Stand of the respondents on the other hand was that no fraud was committed by the respondents or by the Secretary of the Land Tribunal. Error of judgment cannot be equated to fraud and since there was a delay of 14 years in filing the review petition even after the Deputy Commissioner allegedly discovered the alleged fraud on 10.2.2003 the delay in filing the review petition which was in fact filed on 8.10.2004 has not been explained. It was their stand that non filing of the appeal by the State will not amount to fraud by the officials of the State.

The case at hand is a classic example where the circumstances are the same.
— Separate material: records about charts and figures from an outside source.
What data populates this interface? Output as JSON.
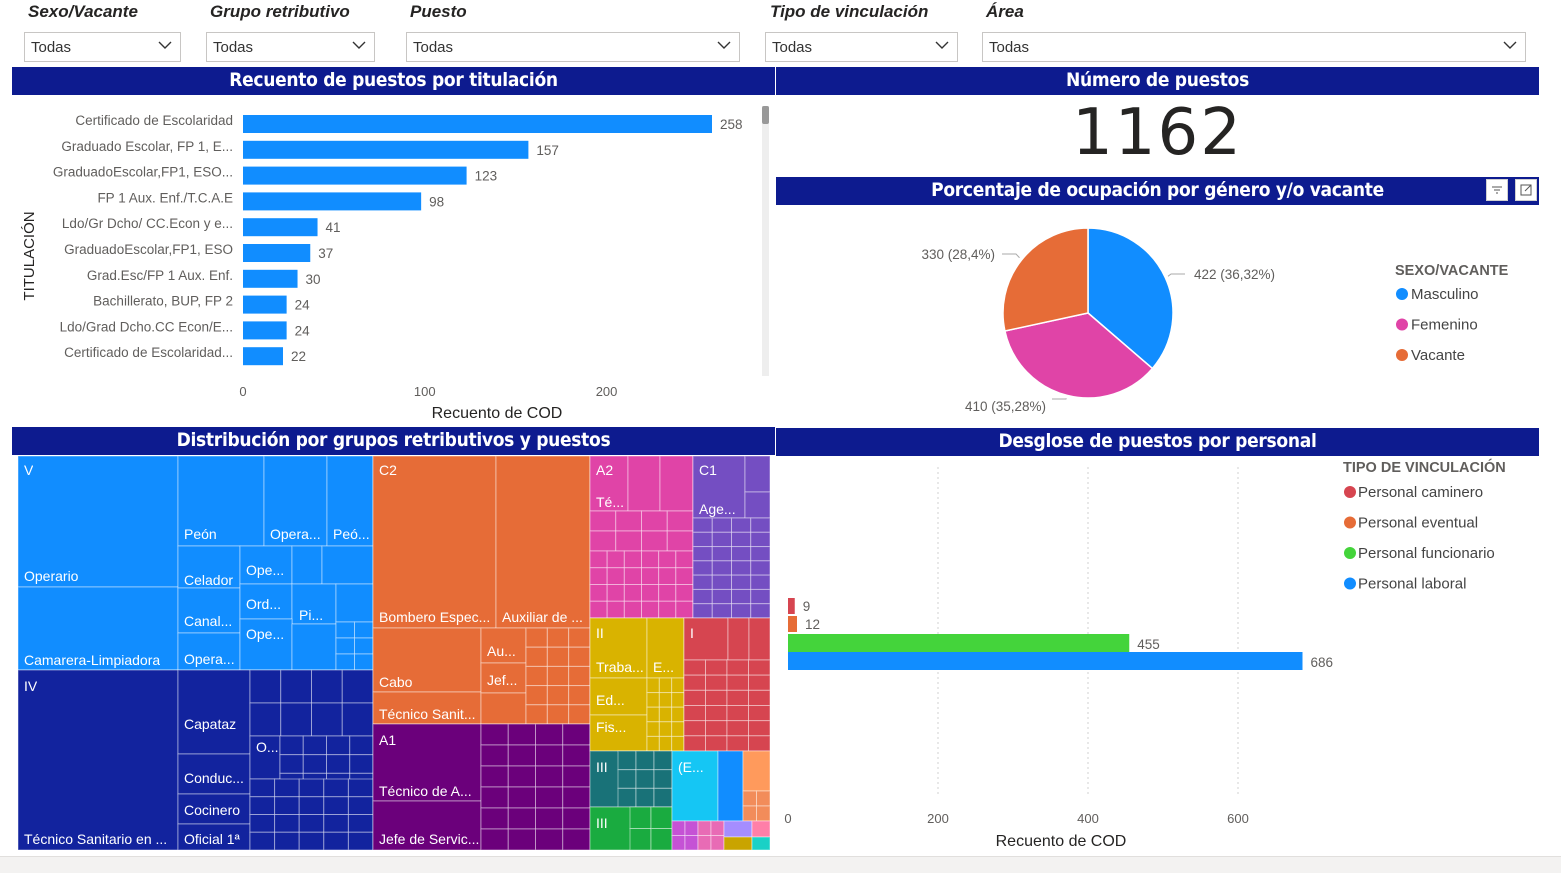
{
  "slicers": [
    {
      "label": "Sexo/Vacante",
      "value": "Todas"
    },
    {
      "label": "Grupo retributivo",
      "value": "Todas"
    },
    {
      "label": "Puesto",
      "value": "Todas"
    },
    {
      "label": "Tipo de vinculación",
      "value": "Todas"
    },
    {
      "label": "Área",
      "value": "Todas"
    }
  ],
  "panels": {
    "titulacion": "Recuento de puestos por titulación",
    "numero": "Número de puestos",
    "porcentaje": "Porcentaje de ocupación por género y/o vacante",
    "distribucion": "Distribución por grupos retributivos y puestos",
    "desglose": "Desglose de puestos por personal"
  },
  "kpi": {
    "value": "1162"
  },
  "chart_data": [
    {
      "type": "bar",
      "orientation": "horizontal",
      "ylabel": "TITULACIÓN",
      "xlabel": "Recuento de COD",
      "categories": [
        "Certificado de Escolaridad",
        "Graduado Escolar, FP 1, E...",
        "GraduadoEscolar,FP1, ESO...",
        "FP 1 Aux. Enf./T.C.A.E",
        "Ldo/Gr Dcho/ CC.Econ y e...",
        "GraduadoEscolar,FP1, ESO",
        "Grad.Esc/FP 1 Aux. Enf.",
        "Bachillerato, BUP, FP 2",
        "Ldo/Grad Dcho.CC Econ/E...",
        "Certificado de Escolaridad..."
      ],
      "values": [
        258,
        157,
        123,
        98,
        41,
        37,
        30,
        24,
        24,
        22
      ],
      "xticks": [
        "0",
        "100",
        "200"
      ],
      "xlim": [
        0,
        258
      ],
      "color": "#118dff"
    },
    {
      "type": "pie",
      "legend_title": "SEXO/VACANTE",
      "slices": [
        {
          "name": "Masculino",
          "value": 422,
          "label": "422 (36,32%)",
          "color": "#118dff"
        },
        {
          "name": "Femenino",
          "value": 410,
          "label": "410 (35,28%)",
          "color": "#e044a7"
        },
        {
          "name": "Vacante",
          "value": 330,
          "label": "330 (28,4%)",
          "color": "#e66c37"
        }
      ]
    },
    {
      "type": "bar",
      "orientation": "horizontal",
      "legend_title": "TIPO DE VINCULACIÓN",
      "xlabel": "Recuento de COD",
      "series": [
        {
          "name": "Personal caminero",
          "value": 9,
          "color": "#d64550"
        },
        {
          "name": "Personal eventual",
          "value": 12,
          "color": "#e66c37"
        },
        {
          "name": "Personal funcionario",
          "value": 455,
          "color": "#44d43b"
        },
        {
          "name": "Personal laboral",
          "value": 686,
          "color": "#118dff"
        }
      ],
      "xticks": [
        "0",
        "200",
        "400",
        "600"
      ],
      "xlim": [
        0,
        686
      ]
    },
    {
      "type": "treemap",
      "groups": [
        {
          "name": "V",
          "color": "#118dff",
          "items": [
            "Operario",
            "Camarera-Limpiadora",
            "Peón",
            "Opera...",
            "Peó...",
            "Celador",
            "Ope...",
            "Ord...",
            "Canal...",
            "Pi...",
            "Ope...",
            "Opera..."
          ]
        },
        {
          "name": "IV",
          "color": "#12239e",
          "items": [
            "Técnico Sanitario en ...",
            "Capataz",
            "O...",
            "Conduc...",
            "Cocinero",
            "Oficial 1ª"
          ]
        },
        {
          "name": "C2",
          "color": "#e66c37",
          "items": [
            "Bombero Espec...",
            "Auxiliar de ...",
            "Au...",
            "Jef...",
            "Cabo",
            "Técnico Sanit..."
          ]
        },
        {
          "name": "A1",
          "color": "#6b007b",
          "items": [
            "Técnico de A...",
            "Jefe de Servic..."
          ]
        },
        {
          "name": "A2",
          "color": "#e044a7",
          "items": [
            "Té..."
          ]
        },
        {
          "name": "C1",
          "color": "#744ec2",
          "items": [
            "Age..."
          ]
        },
        {
          "name": "II",
          "color": "#d9b300",
          "items": [
            "Traba...",
            "E...",
            "Ed...",
            "Fis..."
          ]
        },
        {
          "name": "I",
          "color": "#d64550",
          "items": []
        },
        {
          "name": "III",
          "color": "#197278",
          "items": []
        },
        {
          "name": "(E...",
          "color": "#1aab40",
          "items": []
        },
        {
          "name": "III",
          "color": "#15c6f4",
          "items": []
        }
      ]
    }
  ]
}
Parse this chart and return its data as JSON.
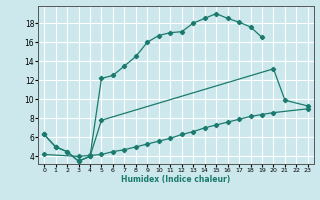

More than 4000 acres of land are involved out of which, according to the State, nearly 3500 acres constitute forest land. Ultimately, the Court has to protect the public justice. The same cannot be rendered ineffective by skillful management of delay in the process of making challenge to the order which prima facie does not appear to be legally sustainable.


SUPREME COURT IN NARASAMMA VS STATE OF KARNATAKA (2009) Taking into consideration the findings of fact on the question of possession arrived at by the High Court as well as the Land Tribunal that the appellants were in cultivatory possession of the land in dispute and considering the admission made by the landlord/respondent in earlier recovery proceedings relating to arrears of rent that the appellants were tenants in respect of the land in dispute and considering the fact that on the relevant date of coming into force of the Act, viz., on 1st of March, 1974, the appellants were in possession of the land in dispute, it is conclusively established the appellants were tenants in respect of the land in dispute and the entries in the Record of Rights clearly show that the appellants were in continuous possession of the land in dispute and the nature of cultivation was gutha (rent) and further, in the absence of any material produced by the respondent to show that in fact the appellants were not tenants in respect of the land in dispute, the appellants had acquired occupancy right in respect of the land in dispute. ………….. The onus was on the respondent to show by producing material that the appellants had not acquired any status of occupancy right although they were found to be in continuous possession of the land in dispute. Since the respondent had failed to produce any material or document to prove that the appellants had not acquired any status in respect of the land in dispute and had failed to show that the entries in the Record of Rights were wrong, there is no ground to reject the claim of the appellants for conferring status of occupancy right holder in respect of the land in dispute. …………… The entries in the revenue record cannot create any title in respect of the land in dispute, but it certainly reflects as to who was in possession of the land in dispute on the date the name of that person had been entered in the revenue record. …………. The name of the appellants should be registered as an occupancy right holder in respect of the land in dispute. Accordingly, the application of the appellants for recording their names as occupancy right holders in respect of the land in dispute shall stand allowed.